I ask him why he decided to release another mixtape.

“I feel like I’m still finding my sound. I’m still evolving as an artist. When I put out an album I want to be comfortable and say yeah this is me. But now I’m still travelling the world and getting influenced left and right, and that’s shaping me. So these mixtapes are just telling you the journey of the music.”

He’ll release the album when he feels it’s the right time, but definitely not next year or the year after, he says.

For next year, he’s considering exploring the vibes of the Caribbean with a London to Kingston project. “I’m playing with the idea that shows the world to different sounds.
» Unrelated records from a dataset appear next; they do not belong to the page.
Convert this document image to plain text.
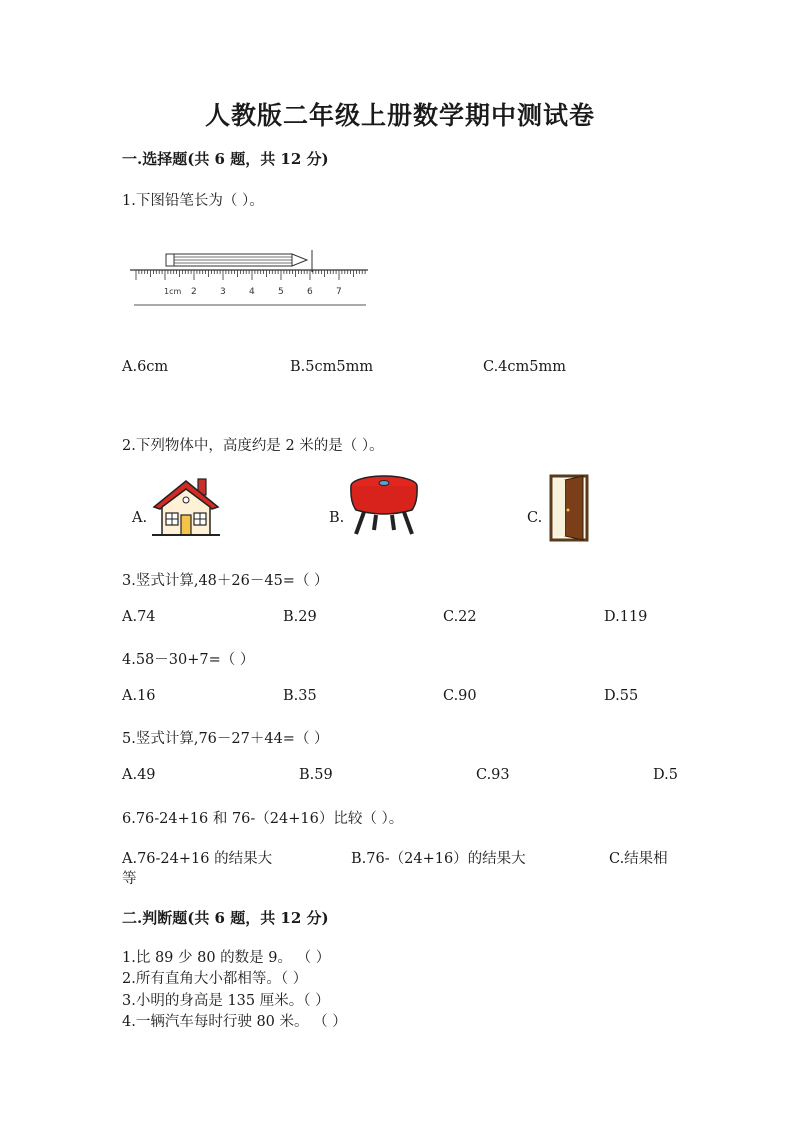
人教版二年级上册数学期中测试卷
一.选择题(共 6 题，共 12 分)
1.下图铅笔长为（ ）。
1cm 2	3	4	5	6	7
A.6cm	B.5cm5mm	C.4cm5mm
2.下列物体中，高度约是 2 米的是（ ）。
A.	B.	C.
3.竖式计算,48＋26－45=（ ）
A.74	B.29	C.22	D.119
4.58－30+7=（ ）
A.16	B.35	C.90	D.55
5.竖式计算,76－27＋44=（ ）
A.49	B.59	C.93	D.5
6.76-24+16 和 76-（24+16）比较（ ）。
A.76-24+16 的结果大	B.76-（24+16）的结果大	C.结果相
等
二.判断题(共 6 题，共 12 分)
1.比 89 少 80 的数是 9。 （ ）
2.所有直角大小都相等。（ ）
3.小明的身高是 135 厘米。（ ）
4.一辆汽车每时行驶 80 米。 （ ）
Because I feel like everywhere has its identity. Like on this mixtape there’s a song called Open and Close, but in South Africa it’s a Gqom remake and it’s called Shasha Kushasha with Distruction Boys. So you see how the same song can exist in two different forms and bring two different energies.”

Mr Eazi’s fan-base is increasingly populated by non-Africans. His aim is to introduce them to our world of African music. Mr Eazi also credits his selection for Apple Music’s global Up Next campaign in July 2017 for advancing his career. The campaign, which saw him have billboards in the likes of London, New York and LA, featured in 116 markets around the world and saw him appear live on James Corden’s show. It's been onwards and upwards ever since.

I asked him about the unique, gorgeous YouTube visualisers he’s been putting out for his recent singles. “I think first off, I love cartoons. So I like to express that. And also, I noticed that a lot of my fans listen to the music on YouTube. So I want to put something there to entertain them. I did it for Leg Over, huge. I did it for Pour Me Water, huge response. And then I did it for London Town and decided that we might as well do it for all the songs on the tape.”

Lagos to London continues on his hugely successful formula of making music: short songs with catchy melodies coupled with simple, repetitive hooks.

In the space of around three years, Mr Eazi has gone from being a phone salesman in Accra, Ghana to being a world-renowned Nigerian superstar championing African music. Where the music will take him next, who knows. All we know for sure is wherever he decides to go next, African music will follow.